Resepsi sastra merupakan aliran sastra yang meneliti teks sastra dengan mempertimbangkan pembaca sebagai pemberi sambutan atau tanggapan. Dalam memberikan sambutan dan tanggapan tentunya dipengaruhi oleh faktor ruang, waktu, dan golongan sosial. Karya sastra sangat berhubungan erat dengan pembaca, karena karya sastra ditujukan untuk kepentingan pembaca sebagai penikmat karya sastra tersebut.

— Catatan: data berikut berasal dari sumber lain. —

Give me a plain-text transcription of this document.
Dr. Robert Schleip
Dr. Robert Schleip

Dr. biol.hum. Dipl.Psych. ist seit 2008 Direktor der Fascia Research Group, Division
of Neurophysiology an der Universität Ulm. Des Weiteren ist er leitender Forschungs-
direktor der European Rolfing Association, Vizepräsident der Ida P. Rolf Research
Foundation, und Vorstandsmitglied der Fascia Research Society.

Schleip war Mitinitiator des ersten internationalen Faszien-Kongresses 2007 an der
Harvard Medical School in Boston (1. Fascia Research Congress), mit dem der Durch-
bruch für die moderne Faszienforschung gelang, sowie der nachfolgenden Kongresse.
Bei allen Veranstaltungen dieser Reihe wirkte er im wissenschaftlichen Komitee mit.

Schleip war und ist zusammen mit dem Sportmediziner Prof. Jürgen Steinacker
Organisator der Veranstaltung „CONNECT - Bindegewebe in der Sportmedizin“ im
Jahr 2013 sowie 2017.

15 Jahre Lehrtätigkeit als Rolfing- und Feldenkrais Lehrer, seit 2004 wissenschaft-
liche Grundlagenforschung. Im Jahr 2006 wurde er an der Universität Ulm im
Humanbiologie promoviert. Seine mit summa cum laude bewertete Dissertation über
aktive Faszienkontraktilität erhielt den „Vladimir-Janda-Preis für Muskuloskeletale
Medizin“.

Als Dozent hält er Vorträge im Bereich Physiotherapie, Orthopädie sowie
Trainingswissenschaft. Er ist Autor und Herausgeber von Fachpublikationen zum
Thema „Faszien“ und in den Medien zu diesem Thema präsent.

Selain itu, pembaca juga yang menentukan makna dan nilai dari karya sastra, sehingga karya sastra mempunyai nilai karena ada pembaca yang memberikan nilai. Tanpa adanya pembaca, karya sastra tersebut hanya akan menjadi artefak. Oleh karena itu, kehadiran karya sastra berupa buku puisi Bali modern yang berjudul Kamerad Léningrad patut mendapat sambutan hangat dari para pembaca dan penikmat sastra.

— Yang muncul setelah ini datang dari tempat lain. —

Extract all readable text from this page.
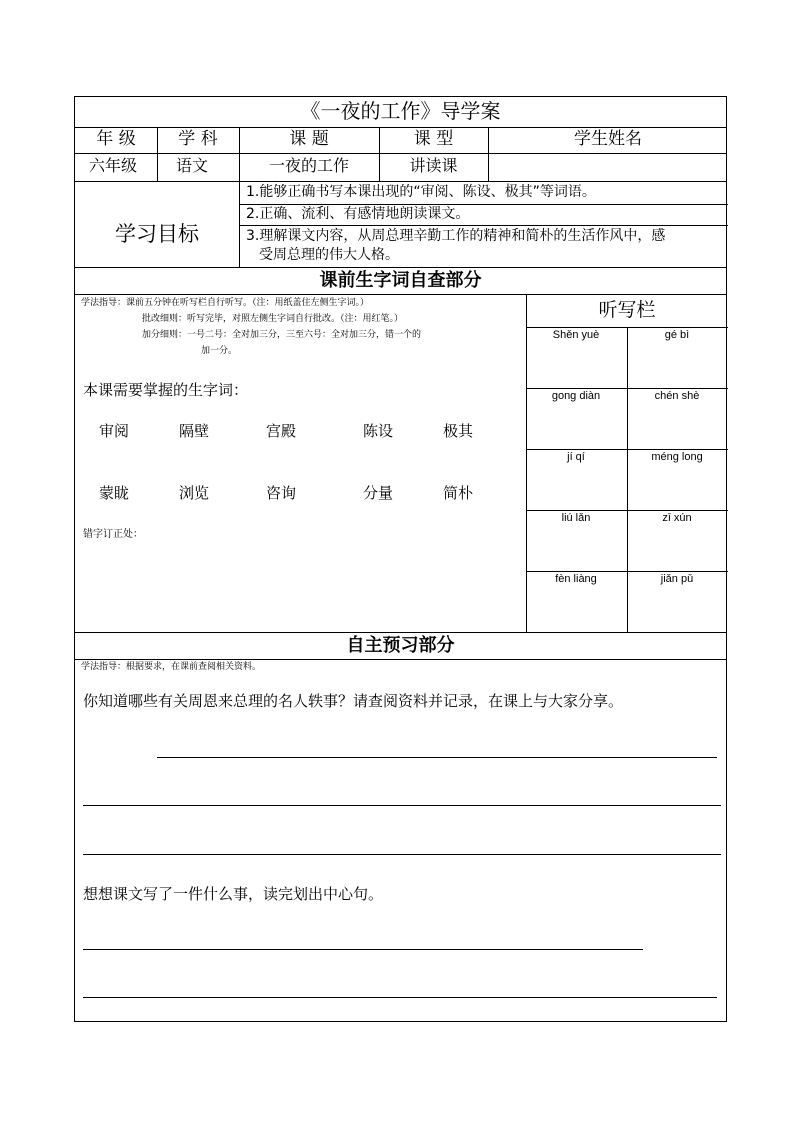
《一夜的工作》导学案
年 级	学 科	课 题	课 型	学生姓名
六年级	语文	一夜的工作	讲读课
学习目标
1.能够正确书写本课出现的“审阅、陈设、极其”等词语。
2.正确、流利、有感情地朗读课文。
3.理解课文内容，从周总理辛勤工作的精神和简朴的生活作风中，感
受周总理的伟大人格。
课前生字词自查部分
学法指导：课前五分钟在听写栏自行听写。（注：用纸盖住左侧生字词。）
批改细则：听写完毕，对照左侧生字词自行批改。（注：用红笔。）
加分细则：一号二号：全对加三分，三至六号：全对加三分，错一个的
加一分。
本课需要掌握的生字词：
审阅	隔壁	宫殿	陈设	极其
蒙眬	浏览	咨询	分量	简朴
错字订正处：
听写栏
Shěn yuè	gé bì
gong diàn	chén shè
jí qí	méng long
liú lǎn	zī xún
fèn liàng	jiǎn pǔ
自主预习部分
学法指导：根据要求，在课前查阅相关资料。
你知道哪些有关周恩来总理的名人轶事？请查阅资料并记录，在课上与大家分享。
想想课文写了一件什么事，读完划出中心句。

Kamerad Léningrad merupakan sebuah buku puisi Bali modern yang di dalamnya hanya terdapat dua buah puisi. Yang pertama berjudul Méi Hwa dan yang kedua berjudul Kamerad Léningrad yang sekaligus digunakan sebagai judul buku ini. Buku puisi Kamerad Léningrad mengungkap sejarah tentang tragedi 1965 dan reformasi tahun 1998.
Selama ini beberapa ahli mendefinisikan karya sastra sebagai karya rekaan yang imajinatif, ternyata hal itu tidaklah selamanya benar. Karya sastra Kamerad Léningrad ini membuktikan bahwa karya sastra tidak tercipta dari ruang kosong atau ruang hampa. Karya sastra lahir dan berkembang dalam masyarakat sehingga di dalamnya ada muatan-muatan realitas atau merepresentasikan kenyataan yang ada di masyarakat.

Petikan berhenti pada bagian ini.